Fransa Tarihine Işık Tutan "Napolyon" Filmi Hakkında Dikkat Çeken Bilgiler

'Napolyon' filmi, tarihin en önemli liderlerinden birinin hayatını beyaz perdeye taşıyor. Film Napolyon Bonapart'ın hayatını, askeri stratejilerini ve liderlik yeteneklerini mercek altına alıyor. Bu büyüleyici film, tarihi bir döneme ışık tutuyor ve izleyicilere, Napolyon'un hayatının belirleyici anlarını ve etkileyici kişiliğini detaylarıyla sunuyor. Detaylara gelin birlikte bakalım!

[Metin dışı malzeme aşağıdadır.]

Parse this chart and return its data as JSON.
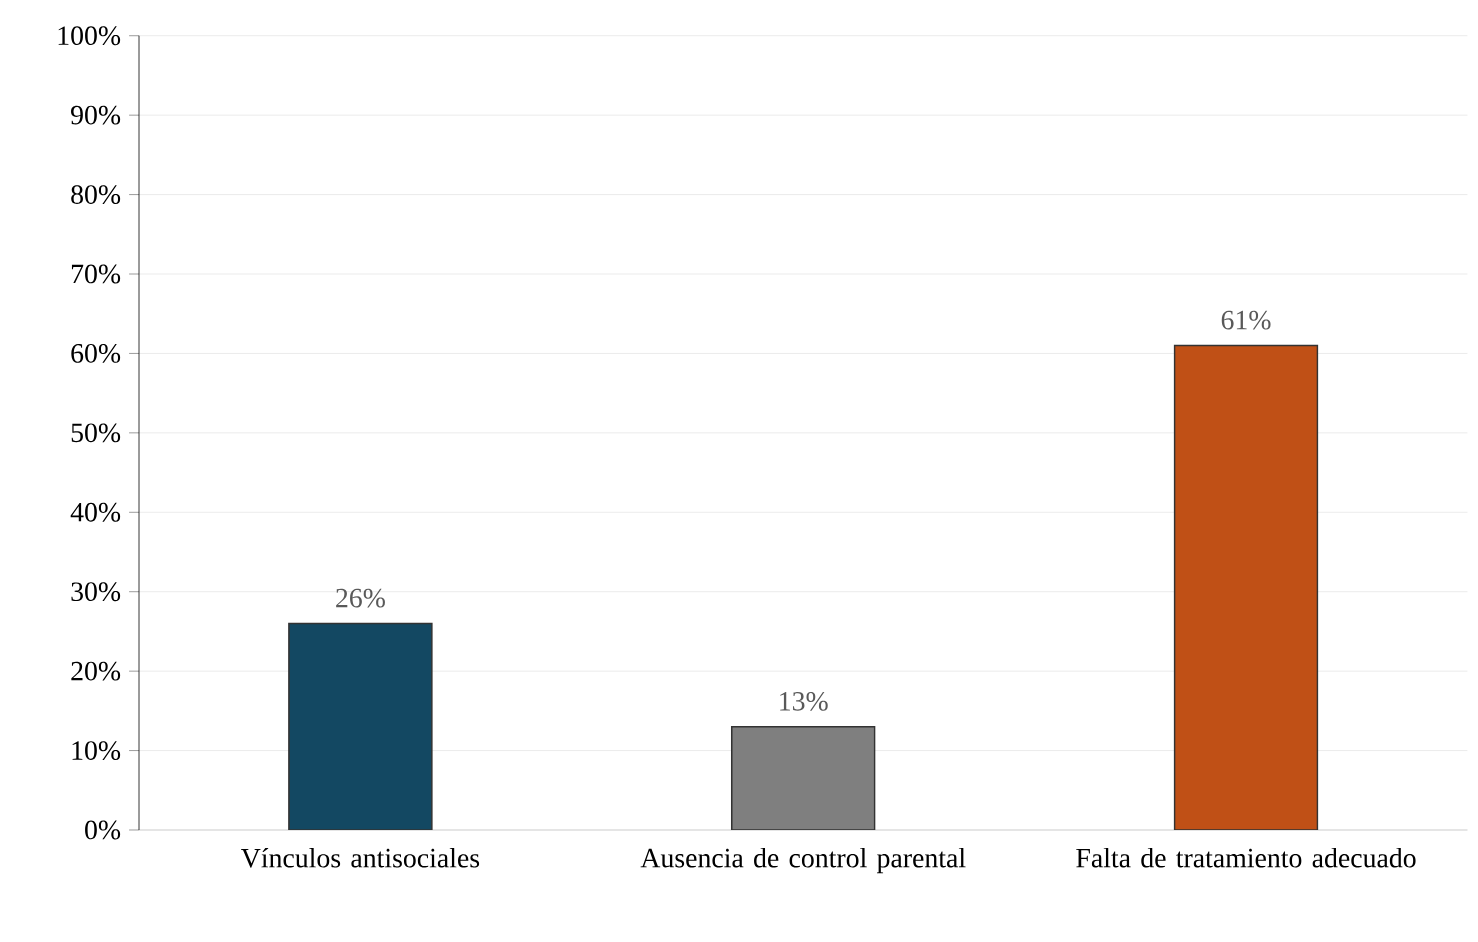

Napolyon, Winston Churchill'den Friedrich Nietzsche'ye kadar birçok önemli figürü etkileyen bir liderdir.

Akademisyenler, politikacılar ve halkı tarafından hem eleştiriye maruz kalan hem de takdir edilen bir kişilik olan Napolyon, hem iktidara tırmanışı hem de sert ve stratejik askeri manevralarıyla kötü bir üne de sahiptir.

Fransız İmparatoru hem savaş meydanında acımasız hem de ülkesinde tiran bir lider olarak tarihe adını altın harflerle yazdırmıştır.

Sıfırdan yükselerek bir kurtarıcıya dönüşen bu lider, liderlik yeteneğinin her sosyal sınıftan çıkabileceğini kanıtlamıştır. Savaş alanındaki başarıları, taktiksel dehası ve gaddarlığı ile efsaneleşen Napolyon Avrupa'da yedi farklı gücün birleşmesini gerektirecek kadar büyük bir tehdit oluşturmuştur.

Ancak sevgilisi, eşi ve imparatoriçesi Josephine'e olan tutkusu, savaşlardaki etkisi kadar hayatını şekillendirmiştir.

Ridley Scott, askeri dehası ve psikolojik karmaşasıyla Napolyon'un büyüleyici hikayesini beyaz perdeye taşıma arzusunu dile getiriyor.

Bu tür bir hikayeyi anlatma fırsatının pek az film yapımcısına nasip olduğunu belirten Scott, tarihi dramaların çekiciliğini ve ilginçliğini vurguluyor. Napolyon'un modern tarihin başlangıcını oluşturduğunu ve dünyayı dönüştürdüğünü, kurallar kitabını yeniden yazdığını ifade ediyor.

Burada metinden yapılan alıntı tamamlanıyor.